Updated

Installing stair gates, cabinet locks, and smoke detectors led to a drop in injury rates in young children in a new study that provided and set up the safety products in almost 200 homes.

Injuries that could be prevented by making the home environment safer were cut by more than two-thirds, the researchers found.

"It seems to me that there's a number of hazards that children encounter in the home that we have failed to protect them from," said Dr. Bruce Lanphear from Cincinnati Children's Environmental Health, one of the study's authors.

This initiative, he told Reuters Health, "is actually amazingly effective. We didn't expect to see quite this much benefit."

Lanphear and his colleagues recruited about 350 expectant mothers and inspected their homes for possible injury hazards, including unlocked cabinets, unstable furniture, and accessible electrical sockets.

In a randomly selected group of half those mothers, the researchers discussed safety products with the family and installed all products the families agreed to when their babies were an average of 6 months old. All mothers in the study were also given information on injury risks and how to make their homes safer for kids.

Over the next 2 years, researchers kept in touch with mothers to find out if their children had suffered an injury in the house, and whether it was an injury that could have been prevented with home safety products.

In a given year, there were an average of 14 injuries requiring medical care for every 100 kids whose homes had safety equipment installed, compared to 21 injuries for every 100 kids that did not.
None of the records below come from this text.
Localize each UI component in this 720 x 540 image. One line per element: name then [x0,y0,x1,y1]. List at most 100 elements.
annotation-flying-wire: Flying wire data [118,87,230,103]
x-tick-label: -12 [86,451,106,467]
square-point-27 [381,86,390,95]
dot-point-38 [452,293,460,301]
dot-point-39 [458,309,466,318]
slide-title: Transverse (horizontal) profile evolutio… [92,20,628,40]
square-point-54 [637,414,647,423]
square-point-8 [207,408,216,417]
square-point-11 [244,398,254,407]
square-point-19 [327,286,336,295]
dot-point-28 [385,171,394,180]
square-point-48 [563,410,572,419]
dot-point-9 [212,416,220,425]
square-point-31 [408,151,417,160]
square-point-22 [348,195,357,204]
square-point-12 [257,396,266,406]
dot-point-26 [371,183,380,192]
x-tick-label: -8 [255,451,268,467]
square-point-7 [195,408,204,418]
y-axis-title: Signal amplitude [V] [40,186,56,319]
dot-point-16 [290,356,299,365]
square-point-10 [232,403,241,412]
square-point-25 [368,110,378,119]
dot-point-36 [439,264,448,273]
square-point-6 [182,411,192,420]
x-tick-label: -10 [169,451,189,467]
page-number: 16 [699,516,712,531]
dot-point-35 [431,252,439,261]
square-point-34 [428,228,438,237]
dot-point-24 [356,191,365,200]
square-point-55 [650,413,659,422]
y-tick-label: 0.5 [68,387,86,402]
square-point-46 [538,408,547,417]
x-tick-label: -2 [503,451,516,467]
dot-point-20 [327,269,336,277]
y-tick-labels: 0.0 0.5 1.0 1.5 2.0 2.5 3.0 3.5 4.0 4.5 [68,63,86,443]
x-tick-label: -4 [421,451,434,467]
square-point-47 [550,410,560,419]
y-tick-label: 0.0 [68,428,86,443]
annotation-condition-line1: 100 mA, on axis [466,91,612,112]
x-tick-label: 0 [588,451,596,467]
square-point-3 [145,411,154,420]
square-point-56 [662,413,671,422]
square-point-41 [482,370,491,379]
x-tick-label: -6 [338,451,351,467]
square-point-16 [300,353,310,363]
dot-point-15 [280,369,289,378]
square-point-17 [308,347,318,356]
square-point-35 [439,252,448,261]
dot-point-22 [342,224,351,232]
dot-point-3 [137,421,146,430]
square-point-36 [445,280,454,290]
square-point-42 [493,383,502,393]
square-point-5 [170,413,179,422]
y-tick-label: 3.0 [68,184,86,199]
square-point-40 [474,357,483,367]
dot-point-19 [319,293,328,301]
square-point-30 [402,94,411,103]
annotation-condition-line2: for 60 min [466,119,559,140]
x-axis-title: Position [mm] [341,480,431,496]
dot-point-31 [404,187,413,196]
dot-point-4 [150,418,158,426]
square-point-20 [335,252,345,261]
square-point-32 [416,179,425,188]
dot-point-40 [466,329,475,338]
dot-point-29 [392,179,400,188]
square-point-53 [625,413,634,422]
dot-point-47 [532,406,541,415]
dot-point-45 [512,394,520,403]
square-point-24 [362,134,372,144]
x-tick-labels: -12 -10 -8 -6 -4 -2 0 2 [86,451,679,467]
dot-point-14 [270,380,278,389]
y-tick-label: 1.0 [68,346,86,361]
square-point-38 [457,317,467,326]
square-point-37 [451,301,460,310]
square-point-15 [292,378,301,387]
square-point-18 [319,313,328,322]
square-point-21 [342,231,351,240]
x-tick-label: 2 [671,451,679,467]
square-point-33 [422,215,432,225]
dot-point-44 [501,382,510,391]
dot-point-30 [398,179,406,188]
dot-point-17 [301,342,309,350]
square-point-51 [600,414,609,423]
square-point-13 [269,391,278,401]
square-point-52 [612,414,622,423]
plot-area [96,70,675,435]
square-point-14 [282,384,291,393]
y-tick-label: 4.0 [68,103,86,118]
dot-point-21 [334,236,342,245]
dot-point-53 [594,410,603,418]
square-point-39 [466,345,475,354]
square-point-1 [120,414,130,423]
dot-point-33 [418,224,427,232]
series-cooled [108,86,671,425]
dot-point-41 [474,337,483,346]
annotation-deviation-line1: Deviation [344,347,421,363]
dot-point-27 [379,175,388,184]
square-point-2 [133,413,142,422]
However, a statistical analysis showed that the risk of any injury was not definitively different in the two groups.

But when it came to injuries that could be prevented with home safety products, kids who had those products installed were much less likely to need medical care.

Every year, only two out of 100 of those kids needed medical care for a preventable injury, compared to almost eight out of 100 kids who did not have products installed by the researchers.

The findings are published in the Archives of Pediatrics & Adolescent Medicine.

"The most exciting thing was that (the researchers) were able to show the benefits of making home environments safer," Dr. Andrea Gielen, the director of the Johns Hopkins Center for Injury Research and Policy in Baltimore, who was not involved in the study, told Reuters Health.

Lanphear said that installing safety products in the home is very doable, as long as parents and policymakers are willing to put in the money and energy upfront to prevent injury and save on medical bills later.

He estimated that the products his group used cost about $300 per household, and that the additional cost to install them was about $700 for each family.

But that cost, he said, pays off over time, and could help prevent the approximately 2,500 deaths that occur in the U.S. when young children get injured in the home every year.

Gielen agreed that parents can take very feasible steps to make the home environment safer, sometimes with the help of pediatricians or home visiting programs. But, she added, having stair gates and cabinet locks doesn't put parents in the clear when it comes to preventing injuries in their young children.

The study "doesn't mean that we can go into a home and we can make it safe for children from now until they're 2 or 3 or 4," she said. "It means we can work with parents together to improve the safety of their children."